Research Firm Pushing Ind. Thrift to Sell

CHICAGO - Podesta & Co., a Chicago-based independent research company which described itself as a shareholder advocate, is pressing yet another financial institution to sell.Christopher R. Raffo, the senior vice president of Podesta, shot off a letter to the chairman of Home Federal Bancorp, a thrift in Indianapolis, warning that if the company does not sell itself soon, its price earnings multiple is likely to fall into the single digits. Home Federal trades at 11 times 1999 earnings.

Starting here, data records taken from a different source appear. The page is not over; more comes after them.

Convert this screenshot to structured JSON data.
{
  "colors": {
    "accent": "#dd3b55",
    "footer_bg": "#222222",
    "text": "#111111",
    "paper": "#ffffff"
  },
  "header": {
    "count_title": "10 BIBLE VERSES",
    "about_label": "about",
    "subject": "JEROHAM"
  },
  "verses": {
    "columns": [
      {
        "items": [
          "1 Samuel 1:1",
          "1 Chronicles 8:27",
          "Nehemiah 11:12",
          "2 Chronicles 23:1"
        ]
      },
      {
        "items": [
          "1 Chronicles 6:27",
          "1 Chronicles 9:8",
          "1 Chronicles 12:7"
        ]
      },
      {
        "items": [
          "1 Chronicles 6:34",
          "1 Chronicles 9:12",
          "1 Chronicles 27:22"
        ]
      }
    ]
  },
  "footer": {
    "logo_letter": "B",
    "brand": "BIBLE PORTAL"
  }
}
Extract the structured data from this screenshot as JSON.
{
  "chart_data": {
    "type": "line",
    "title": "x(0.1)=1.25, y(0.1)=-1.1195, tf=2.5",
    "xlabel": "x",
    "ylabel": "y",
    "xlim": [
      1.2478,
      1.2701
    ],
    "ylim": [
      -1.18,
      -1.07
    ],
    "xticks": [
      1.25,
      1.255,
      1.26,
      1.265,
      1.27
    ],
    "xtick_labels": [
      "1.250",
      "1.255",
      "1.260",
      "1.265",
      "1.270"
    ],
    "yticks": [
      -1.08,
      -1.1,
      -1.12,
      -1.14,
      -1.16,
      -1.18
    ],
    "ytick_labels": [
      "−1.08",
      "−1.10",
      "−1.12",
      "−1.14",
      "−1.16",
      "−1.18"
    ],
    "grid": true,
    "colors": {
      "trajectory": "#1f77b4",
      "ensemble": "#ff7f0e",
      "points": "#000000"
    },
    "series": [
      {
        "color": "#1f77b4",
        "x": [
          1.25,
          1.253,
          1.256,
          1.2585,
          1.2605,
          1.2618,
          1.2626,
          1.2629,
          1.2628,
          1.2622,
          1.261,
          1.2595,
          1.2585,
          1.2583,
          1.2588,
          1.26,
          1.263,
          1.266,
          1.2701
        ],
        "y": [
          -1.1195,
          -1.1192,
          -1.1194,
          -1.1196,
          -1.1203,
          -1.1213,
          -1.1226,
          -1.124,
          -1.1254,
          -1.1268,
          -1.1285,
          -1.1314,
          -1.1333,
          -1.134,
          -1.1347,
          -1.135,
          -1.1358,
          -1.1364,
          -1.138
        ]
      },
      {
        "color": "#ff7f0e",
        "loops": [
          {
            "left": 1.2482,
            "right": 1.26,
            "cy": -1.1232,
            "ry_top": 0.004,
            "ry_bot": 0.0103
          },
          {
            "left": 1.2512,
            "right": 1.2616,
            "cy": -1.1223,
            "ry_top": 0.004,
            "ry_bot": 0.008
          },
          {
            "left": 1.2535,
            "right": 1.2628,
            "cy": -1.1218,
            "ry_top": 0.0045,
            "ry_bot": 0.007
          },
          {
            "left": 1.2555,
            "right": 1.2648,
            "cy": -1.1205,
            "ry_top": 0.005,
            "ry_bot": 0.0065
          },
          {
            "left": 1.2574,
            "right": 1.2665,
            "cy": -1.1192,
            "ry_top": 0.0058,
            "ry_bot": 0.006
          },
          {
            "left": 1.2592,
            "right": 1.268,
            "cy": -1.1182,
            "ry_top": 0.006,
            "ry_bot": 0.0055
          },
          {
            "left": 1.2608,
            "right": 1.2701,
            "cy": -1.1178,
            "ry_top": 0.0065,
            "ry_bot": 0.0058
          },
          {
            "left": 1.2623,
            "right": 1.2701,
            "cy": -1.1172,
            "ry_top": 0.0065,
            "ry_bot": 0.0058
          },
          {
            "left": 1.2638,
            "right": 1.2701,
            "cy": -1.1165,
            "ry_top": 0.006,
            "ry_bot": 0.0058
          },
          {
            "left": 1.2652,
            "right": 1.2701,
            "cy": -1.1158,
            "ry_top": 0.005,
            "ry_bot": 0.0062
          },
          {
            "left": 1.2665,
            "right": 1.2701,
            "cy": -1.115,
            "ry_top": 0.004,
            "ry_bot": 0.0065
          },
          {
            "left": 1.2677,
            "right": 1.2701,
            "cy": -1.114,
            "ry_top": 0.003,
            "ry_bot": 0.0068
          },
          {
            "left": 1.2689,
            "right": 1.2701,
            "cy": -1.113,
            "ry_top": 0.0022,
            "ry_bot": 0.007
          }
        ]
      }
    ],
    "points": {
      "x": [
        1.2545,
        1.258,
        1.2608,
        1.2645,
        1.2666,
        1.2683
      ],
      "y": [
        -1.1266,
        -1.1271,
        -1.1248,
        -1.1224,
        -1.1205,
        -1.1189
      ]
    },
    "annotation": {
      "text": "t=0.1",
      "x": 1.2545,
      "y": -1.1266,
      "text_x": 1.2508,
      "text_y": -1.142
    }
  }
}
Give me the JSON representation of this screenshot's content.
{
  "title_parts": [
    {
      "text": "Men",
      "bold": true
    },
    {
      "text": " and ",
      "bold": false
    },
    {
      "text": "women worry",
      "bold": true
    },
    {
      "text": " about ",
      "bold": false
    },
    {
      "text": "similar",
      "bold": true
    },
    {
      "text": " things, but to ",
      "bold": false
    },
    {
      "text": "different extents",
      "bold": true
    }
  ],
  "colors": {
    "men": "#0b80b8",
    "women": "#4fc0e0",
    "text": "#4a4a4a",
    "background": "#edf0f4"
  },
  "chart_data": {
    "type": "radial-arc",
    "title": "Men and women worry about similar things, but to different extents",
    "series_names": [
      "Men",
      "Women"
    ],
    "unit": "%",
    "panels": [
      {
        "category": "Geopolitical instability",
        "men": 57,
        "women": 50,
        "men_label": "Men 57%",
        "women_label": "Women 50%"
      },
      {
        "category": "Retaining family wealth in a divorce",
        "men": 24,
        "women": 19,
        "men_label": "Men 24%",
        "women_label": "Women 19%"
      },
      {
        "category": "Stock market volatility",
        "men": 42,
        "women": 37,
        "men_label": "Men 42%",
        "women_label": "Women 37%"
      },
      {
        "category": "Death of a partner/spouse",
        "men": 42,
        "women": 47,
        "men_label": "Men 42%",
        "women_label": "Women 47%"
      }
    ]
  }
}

As reported, Podesta also is pressuring PS Financial of Chicago to sell.

Mr. Raffo said he believes that Fifth Third Bancorp. in Cincinnati, may be interested in the $800 million-asset Indianapolis thrift. Fifth Third did not return phone calls.

- Tania Padgett


Barclays Starts Global Financing Subsidiary

NEW YORK - Barclays Capital, the investment banking arm of Barclays Bank PLC said Monday that it had created a new global financing unit that would combine its equity finance, prime brokerage, U.S. repurchase agreement, and global futures units.Kevin Mirabile, managing director and head of U.S. government bonds, equity financing, and futures, is heading the unit from New York, the bank said in a release.